Hung Hsiu-chu is almost certain to become the candidate representing the ruling Kuomintang (KMT) in next year's presidential election.
But running parallel to the presidential election will be another race between Hung and KMT chairman Eric Chu for control of the party.
When a single person takes both positions, there won't be any problem.
That was the case with President Ma Ying Ying-jeou before he resigned as KMT chairman to take the blame for the party's crushing defeat in the November local elections.
Ma has since become a lame duck, and in sharp contrast Chu has been looked upon as the "saviour" of the party until recently.
But Ma apparently has never stopped trying to exert his influence on the running of the party, particularly in the selection of its presidential candidate.

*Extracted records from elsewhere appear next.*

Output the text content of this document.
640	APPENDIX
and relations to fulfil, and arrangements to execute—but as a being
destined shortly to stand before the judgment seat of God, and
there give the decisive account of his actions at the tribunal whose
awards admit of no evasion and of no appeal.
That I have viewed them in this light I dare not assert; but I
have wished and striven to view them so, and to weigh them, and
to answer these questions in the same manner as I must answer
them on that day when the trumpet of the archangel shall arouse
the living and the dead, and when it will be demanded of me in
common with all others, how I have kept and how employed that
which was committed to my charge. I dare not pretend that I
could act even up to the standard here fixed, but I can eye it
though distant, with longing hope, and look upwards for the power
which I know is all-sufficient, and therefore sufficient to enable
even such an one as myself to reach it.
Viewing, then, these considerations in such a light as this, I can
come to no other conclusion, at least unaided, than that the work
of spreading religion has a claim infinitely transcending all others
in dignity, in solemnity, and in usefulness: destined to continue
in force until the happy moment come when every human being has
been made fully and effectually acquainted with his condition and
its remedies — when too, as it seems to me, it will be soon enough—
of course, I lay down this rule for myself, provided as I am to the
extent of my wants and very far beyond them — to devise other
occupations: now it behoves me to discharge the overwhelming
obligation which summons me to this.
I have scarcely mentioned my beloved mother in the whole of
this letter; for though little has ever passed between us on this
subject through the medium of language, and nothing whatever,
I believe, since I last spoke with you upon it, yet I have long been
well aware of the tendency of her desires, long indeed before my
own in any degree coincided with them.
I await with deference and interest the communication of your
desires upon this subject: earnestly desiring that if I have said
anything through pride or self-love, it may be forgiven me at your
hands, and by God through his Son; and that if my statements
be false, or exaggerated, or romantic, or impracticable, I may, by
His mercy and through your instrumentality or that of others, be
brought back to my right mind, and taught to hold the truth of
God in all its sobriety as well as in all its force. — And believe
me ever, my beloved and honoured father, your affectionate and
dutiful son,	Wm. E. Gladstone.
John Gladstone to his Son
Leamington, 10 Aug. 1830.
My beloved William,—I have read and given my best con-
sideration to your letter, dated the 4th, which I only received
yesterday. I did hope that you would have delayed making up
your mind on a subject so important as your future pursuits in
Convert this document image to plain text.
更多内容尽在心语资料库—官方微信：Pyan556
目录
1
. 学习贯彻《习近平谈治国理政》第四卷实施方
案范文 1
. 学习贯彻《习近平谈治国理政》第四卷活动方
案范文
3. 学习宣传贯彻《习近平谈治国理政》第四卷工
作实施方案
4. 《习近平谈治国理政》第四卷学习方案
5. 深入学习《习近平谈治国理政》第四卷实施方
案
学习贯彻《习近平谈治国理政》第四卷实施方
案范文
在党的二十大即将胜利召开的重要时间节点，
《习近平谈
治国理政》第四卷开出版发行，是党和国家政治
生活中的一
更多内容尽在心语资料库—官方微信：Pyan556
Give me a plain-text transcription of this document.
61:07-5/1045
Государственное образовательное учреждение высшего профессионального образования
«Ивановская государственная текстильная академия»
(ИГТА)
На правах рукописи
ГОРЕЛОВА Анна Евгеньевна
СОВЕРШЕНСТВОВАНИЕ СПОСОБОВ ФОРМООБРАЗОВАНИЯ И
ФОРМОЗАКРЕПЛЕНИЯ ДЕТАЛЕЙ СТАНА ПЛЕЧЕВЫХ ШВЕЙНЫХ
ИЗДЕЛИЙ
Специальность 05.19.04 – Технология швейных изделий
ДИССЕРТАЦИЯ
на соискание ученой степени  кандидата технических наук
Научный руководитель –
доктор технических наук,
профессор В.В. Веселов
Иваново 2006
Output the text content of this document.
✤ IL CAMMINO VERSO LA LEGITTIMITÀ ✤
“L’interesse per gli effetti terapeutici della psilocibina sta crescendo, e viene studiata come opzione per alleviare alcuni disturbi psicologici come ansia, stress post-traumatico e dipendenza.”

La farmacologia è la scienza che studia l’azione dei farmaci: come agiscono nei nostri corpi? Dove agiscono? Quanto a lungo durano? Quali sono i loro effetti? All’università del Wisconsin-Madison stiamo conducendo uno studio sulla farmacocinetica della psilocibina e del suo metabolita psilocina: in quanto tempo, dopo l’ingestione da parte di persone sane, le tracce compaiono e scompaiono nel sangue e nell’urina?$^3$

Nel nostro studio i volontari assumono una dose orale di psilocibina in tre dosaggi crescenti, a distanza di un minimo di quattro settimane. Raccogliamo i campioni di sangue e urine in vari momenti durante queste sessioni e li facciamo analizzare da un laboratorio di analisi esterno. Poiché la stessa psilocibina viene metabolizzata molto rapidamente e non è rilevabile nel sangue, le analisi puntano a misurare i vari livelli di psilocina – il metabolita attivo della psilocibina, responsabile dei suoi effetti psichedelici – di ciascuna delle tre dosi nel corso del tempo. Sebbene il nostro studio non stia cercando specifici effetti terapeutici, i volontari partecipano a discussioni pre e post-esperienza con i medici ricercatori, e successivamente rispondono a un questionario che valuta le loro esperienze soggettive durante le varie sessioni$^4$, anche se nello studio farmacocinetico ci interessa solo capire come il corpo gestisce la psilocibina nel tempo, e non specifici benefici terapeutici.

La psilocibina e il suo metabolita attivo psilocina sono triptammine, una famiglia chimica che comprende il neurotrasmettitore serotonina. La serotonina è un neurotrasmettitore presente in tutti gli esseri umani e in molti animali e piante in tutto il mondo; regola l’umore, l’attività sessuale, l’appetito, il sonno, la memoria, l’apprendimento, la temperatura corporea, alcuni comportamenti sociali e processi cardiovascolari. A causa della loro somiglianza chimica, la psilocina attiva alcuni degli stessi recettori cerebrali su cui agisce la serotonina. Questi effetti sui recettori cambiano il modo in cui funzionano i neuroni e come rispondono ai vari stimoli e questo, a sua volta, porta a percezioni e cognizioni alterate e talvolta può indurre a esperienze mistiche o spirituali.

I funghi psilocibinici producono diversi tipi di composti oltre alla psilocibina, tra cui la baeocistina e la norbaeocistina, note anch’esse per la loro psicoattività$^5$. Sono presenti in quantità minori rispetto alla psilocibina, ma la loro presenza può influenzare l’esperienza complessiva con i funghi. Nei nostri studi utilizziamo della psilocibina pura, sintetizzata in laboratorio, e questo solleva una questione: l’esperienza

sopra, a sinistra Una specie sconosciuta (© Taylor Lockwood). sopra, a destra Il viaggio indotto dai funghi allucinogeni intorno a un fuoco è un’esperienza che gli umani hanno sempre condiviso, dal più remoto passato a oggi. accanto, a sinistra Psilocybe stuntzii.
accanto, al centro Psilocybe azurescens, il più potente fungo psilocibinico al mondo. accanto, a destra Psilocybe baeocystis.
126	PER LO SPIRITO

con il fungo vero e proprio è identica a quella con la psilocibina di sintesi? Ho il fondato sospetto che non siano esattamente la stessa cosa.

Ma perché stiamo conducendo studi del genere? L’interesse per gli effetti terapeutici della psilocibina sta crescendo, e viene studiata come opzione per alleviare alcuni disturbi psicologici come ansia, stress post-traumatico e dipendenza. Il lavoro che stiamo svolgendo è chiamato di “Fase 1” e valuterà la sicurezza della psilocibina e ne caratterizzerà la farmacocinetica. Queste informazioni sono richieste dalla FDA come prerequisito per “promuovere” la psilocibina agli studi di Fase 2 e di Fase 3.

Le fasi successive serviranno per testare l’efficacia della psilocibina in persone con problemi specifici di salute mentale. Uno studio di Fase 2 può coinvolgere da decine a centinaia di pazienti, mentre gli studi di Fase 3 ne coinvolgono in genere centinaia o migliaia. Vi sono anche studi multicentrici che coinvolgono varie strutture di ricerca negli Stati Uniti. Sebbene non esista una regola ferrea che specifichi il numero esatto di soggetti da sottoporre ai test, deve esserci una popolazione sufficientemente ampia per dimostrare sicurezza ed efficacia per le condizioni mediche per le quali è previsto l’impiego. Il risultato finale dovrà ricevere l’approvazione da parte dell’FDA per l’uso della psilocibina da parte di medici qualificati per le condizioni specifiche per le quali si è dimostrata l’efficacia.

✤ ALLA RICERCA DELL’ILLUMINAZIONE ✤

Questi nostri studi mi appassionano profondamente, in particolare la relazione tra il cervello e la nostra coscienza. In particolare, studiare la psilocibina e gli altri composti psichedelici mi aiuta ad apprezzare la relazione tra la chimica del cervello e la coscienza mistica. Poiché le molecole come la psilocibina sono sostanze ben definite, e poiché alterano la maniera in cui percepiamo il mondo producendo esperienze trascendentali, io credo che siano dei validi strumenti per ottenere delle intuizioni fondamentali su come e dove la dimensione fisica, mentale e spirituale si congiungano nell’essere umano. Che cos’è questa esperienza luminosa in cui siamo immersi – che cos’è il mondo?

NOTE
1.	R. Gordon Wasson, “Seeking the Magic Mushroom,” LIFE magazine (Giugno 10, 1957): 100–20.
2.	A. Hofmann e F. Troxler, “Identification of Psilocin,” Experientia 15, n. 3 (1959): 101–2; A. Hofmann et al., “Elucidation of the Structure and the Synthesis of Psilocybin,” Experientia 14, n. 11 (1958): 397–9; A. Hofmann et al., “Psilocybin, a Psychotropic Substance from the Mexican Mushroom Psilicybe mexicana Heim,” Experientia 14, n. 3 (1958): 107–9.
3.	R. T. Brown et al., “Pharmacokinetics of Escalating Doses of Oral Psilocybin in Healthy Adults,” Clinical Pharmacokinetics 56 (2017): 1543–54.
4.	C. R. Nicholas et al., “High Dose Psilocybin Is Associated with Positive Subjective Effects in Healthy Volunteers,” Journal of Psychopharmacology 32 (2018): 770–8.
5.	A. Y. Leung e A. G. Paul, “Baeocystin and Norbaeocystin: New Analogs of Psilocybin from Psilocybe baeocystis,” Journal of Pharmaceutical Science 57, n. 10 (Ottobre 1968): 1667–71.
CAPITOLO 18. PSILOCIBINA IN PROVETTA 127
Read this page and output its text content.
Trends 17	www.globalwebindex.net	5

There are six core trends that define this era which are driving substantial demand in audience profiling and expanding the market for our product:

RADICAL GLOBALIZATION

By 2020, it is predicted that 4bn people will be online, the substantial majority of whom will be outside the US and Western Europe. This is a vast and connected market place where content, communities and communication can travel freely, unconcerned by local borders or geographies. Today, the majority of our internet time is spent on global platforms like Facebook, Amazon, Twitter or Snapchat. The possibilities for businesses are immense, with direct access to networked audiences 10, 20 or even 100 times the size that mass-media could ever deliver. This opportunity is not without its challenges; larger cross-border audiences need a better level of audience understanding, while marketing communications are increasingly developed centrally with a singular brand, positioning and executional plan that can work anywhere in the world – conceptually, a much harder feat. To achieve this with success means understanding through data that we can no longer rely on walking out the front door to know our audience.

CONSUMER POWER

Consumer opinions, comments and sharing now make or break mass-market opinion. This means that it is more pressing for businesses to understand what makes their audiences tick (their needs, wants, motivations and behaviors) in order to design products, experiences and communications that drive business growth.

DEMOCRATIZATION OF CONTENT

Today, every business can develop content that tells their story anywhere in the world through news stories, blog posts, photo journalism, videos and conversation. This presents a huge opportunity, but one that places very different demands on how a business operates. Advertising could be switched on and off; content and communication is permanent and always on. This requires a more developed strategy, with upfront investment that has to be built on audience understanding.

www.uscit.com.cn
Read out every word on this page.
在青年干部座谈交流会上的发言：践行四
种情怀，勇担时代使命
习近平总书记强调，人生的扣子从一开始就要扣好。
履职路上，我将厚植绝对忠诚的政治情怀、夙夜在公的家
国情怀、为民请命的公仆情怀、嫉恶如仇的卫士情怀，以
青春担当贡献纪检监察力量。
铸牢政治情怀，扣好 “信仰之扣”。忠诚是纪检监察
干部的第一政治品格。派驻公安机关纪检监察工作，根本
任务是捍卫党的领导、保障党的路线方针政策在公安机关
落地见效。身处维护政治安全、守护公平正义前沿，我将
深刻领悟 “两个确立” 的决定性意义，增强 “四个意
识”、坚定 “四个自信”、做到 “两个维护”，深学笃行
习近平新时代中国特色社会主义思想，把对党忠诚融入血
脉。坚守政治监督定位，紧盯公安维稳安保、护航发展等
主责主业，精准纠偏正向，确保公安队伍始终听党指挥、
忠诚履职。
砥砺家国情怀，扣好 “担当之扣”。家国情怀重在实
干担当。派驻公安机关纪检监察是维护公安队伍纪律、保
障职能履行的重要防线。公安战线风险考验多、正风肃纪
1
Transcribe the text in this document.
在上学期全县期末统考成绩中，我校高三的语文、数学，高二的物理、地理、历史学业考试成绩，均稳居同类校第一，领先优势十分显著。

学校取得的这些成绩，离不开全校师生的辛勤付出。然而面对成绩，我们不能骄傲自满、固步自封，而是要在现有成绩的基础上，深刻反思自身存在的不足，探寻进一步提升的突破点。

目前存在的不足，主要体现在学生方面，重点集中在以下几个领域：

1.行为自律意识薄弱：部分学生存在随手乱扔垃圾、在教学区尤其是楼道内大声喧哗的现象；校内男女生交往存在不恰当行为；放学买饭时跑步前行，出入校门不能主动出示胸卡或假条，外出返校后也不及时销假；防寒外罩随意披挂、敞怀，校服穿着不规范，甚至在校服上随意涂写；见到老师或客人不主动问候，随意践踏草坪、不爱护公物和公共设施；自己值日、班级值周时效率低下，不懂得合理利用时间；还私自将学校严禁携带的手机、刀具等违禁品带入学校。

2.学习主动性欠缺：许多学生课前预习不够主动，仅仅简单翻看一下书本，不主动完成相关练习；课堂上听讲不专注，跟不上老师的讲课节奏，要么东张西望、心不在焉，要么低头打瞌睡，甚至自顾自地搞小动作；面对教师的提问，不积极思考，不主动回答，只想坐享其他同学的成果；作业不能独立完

It has been said that Chu wanted Legislative Speaker Wang Jin-pyng to represent the party in the race, but Ma, who sees the parliamentary leader as the major obstacle to implementing his reform, was working against his nomination.
Whatever happened behind the scenes may never be confirmed, but the dark horse, namely Hung, is clearly on course to become the KMT presidential candidate, only pending formal confirmation of her nomination by the party congress.
The failure to have Wang represent the KMT is one of the first signs that Chu has not been in tight control of the party.
He has yet to establish an authority immune to challenges.
Ma's manipulation may have not gone public, but Chu is now facing open challenges from someone who is threatening to take over his authority completely.
There have already been open conflicts between Chu and Hung.
Chu last week said that the party would arrange for Hung to visit the United States - an arrangement that Chu thought necessary in the wake of the recent US trip that Tsai Ing-wen, the presidential candidate of the Democratic Progressive Party, went on.
But Hung did not hide her reluctance to go on such a trip. She asserted the party was not in a position to arrange such a trip for her.
And she further dismissed the party's authority in outlining a discourse for her cross-strait platform, maintaining that she was the only one who would be responsible for writing her own Taiwan-China policy.
It is not just embarrassing for the KMT chairman; it is also a warning, giving him a glimpse to what it would be like if Hung becomes president.
It is believed that Hung originally did not really mean to go for the presidency. But now she is taking over Chu's role as the "saviour" of the party.
Chu has openly declared support for Hung, but the KMT chief must perfectly understand the implication of her nomination.
If she wins, Chu will hardly be able to take credit for her victory.
It will be a winner-takes-all situation: the chances of her taking over the KMT leadership will be also high - an arrangement that is usually made to facilitate the coordination and management of both party and government.
Of course, Chu would stand a good chance of becoming premier. But in many cases, the chief of the ruling party has more influence than the premier.
That is exactly the current situation inside the KMT and the government.
And if Hung becomes president, Chu would have to wait at least eight years before he could mount a bid of his own for the presidency.
If Hung loses, Chu will definitely have to take the blame.
Supporters would blame him for his indecisiveness over the nomination process, for his refusal to represent the party in the election, and for his inability to field the strongest possible candidate.
The pressure for him to resign as party chief will be particularly high if the party also suffers a defeat in the legislative elections taking place simultaneously.
Ironically, although Chu is not running, the stakes for him are high. Some of his supporters are said to be still trying to manoeuvre for him to replace Hung as the KMT candidate.
But the nomination process has come to a point of no return, whereby any backpedaling would create substantial damage to the party.